Eine betroffene Person kann in einem nächsten Schritt eine schriftliche Meldung bei der Meldestelle Konfliktmanagement einreichen und so die formelle Phase einleiten. In dieser Phase müssen beide Konfliktparteien angehört werden, dazu erfolgt die Aufhebung der Anonymität. «Die HV findet diese Zweiteilung des Prozesses sehr sinnvoll», so Werner Wegscheider. «Insbesondere auch, dass an der Schnittstelle zwischen den Phasen ein Konfliktmanagement eingeführt wurde. Die damit betraute Person versucht noch einmal, eine frühzeitige Einigung zu erreichen.»
Alle Wege führen zu Hilfe
Wie findet Markus T. nun heraus, welche Meldestelle sich für seine Situation am besten eignet? Mit anderen Worten: Beeinflusst es das Verfahren, wenn er statt der internen die externe Ombudsstelle oder die Fachstelle «Respekt» ansteuert? «Überhaupt nicht», betont Ernestine Hildbrand. «Alle Anlaufstellen sind für einen Erstkontakt offen und kümmern sich intensiv um die individuellen Anliegen.» Je nach den Kompetenzen, die ein Fall verlangt, würden sie die Ratsuchenden allenfalls weiterleiten. «Wichtig ist: Nutzen Sie frühzeitig eines der Angebote und lassen Sie sich beraten. Je früher, desto besser können Konfliktsituationen erkannt und entschärft werden», unterstreicht die Personalexpertin.

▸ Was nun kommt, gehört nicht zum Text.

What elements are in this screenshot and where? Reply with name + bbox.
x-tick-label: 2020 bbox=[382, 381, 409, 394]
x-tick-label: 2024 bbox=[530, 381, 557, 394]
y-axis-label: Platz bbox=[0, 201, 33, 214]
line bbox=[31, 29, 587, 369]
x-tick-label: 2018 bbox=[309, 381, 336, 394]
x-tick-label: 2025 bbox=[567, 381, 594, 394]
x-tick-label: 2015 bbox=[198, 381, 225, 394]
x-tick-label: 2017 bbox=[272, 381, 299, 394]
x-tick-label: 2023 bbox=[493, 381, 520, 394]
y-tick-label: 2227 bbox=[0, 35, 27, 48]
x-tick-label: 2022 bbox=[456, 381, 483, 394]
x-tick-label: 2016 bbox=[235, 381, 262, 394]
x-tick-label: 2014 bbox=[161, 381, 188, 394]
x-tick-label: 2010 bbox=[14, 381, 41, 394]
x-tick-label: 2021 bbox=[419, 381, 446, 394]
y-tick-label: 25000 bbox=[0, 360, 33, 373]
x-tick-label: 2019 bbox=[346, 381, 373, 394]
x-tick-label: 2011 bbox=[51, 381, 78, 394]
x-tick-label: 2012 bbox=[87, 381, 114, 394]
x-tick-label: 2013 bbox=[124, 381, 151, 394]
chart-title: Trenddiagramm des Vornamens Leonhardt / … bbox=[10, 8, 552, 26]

Dem pflichtet HV-Präsident Wegscheider bei: «Dass die ETH heute vielfältige und niederschwellige Anlaufstellen anbietet, ist erfreulich und mit das Wichtigste bei diesem Thema.» Notwendig sei ausserdem, dass Betroffene, die sich melden, rechtzeitig Schutzmassnahmen erhalten. Darauf hat die HV in der Diskussion über das Reglement deutlich hingewiesen. «So ist sichergestellt, dass Ratsuchende die Angebote auch wirklich nutzen», hält Werner Wegscheider fest.
So wie im Fall von Markus T. Nach einigen Beratungsgesprächen willigt er ein, die Situation gemeinsam mit der ganzen Forschungsgruppe zu klären. In den Gesprächen ist das ganze Team gefordert. Sie führen aber schliesslich dazu, dass Missverständnisse geklärt werden und sich das Teamklima deutlich verbessert.
Ein Reglement garantiert zwar noch keine Lösung. «Doch Betroffene wie Markus T. und auch alle weiteren Beteiligten haben jetzt die Sicherheit, dass es konkrete Angebote und Wege gibt, die zu einer Deeskalation führen können», sagt HR-Chef Lukas Vonesch. «Ich denke, bereits dieses Wissen trägt dazu bei, dass der Faden nicht immer reissen muss.»
* Name und Situation sind fiktiv.
Dieser Text erschien in der Mitarbeiterzeitschrift "life" 3/20 ab Seite 11.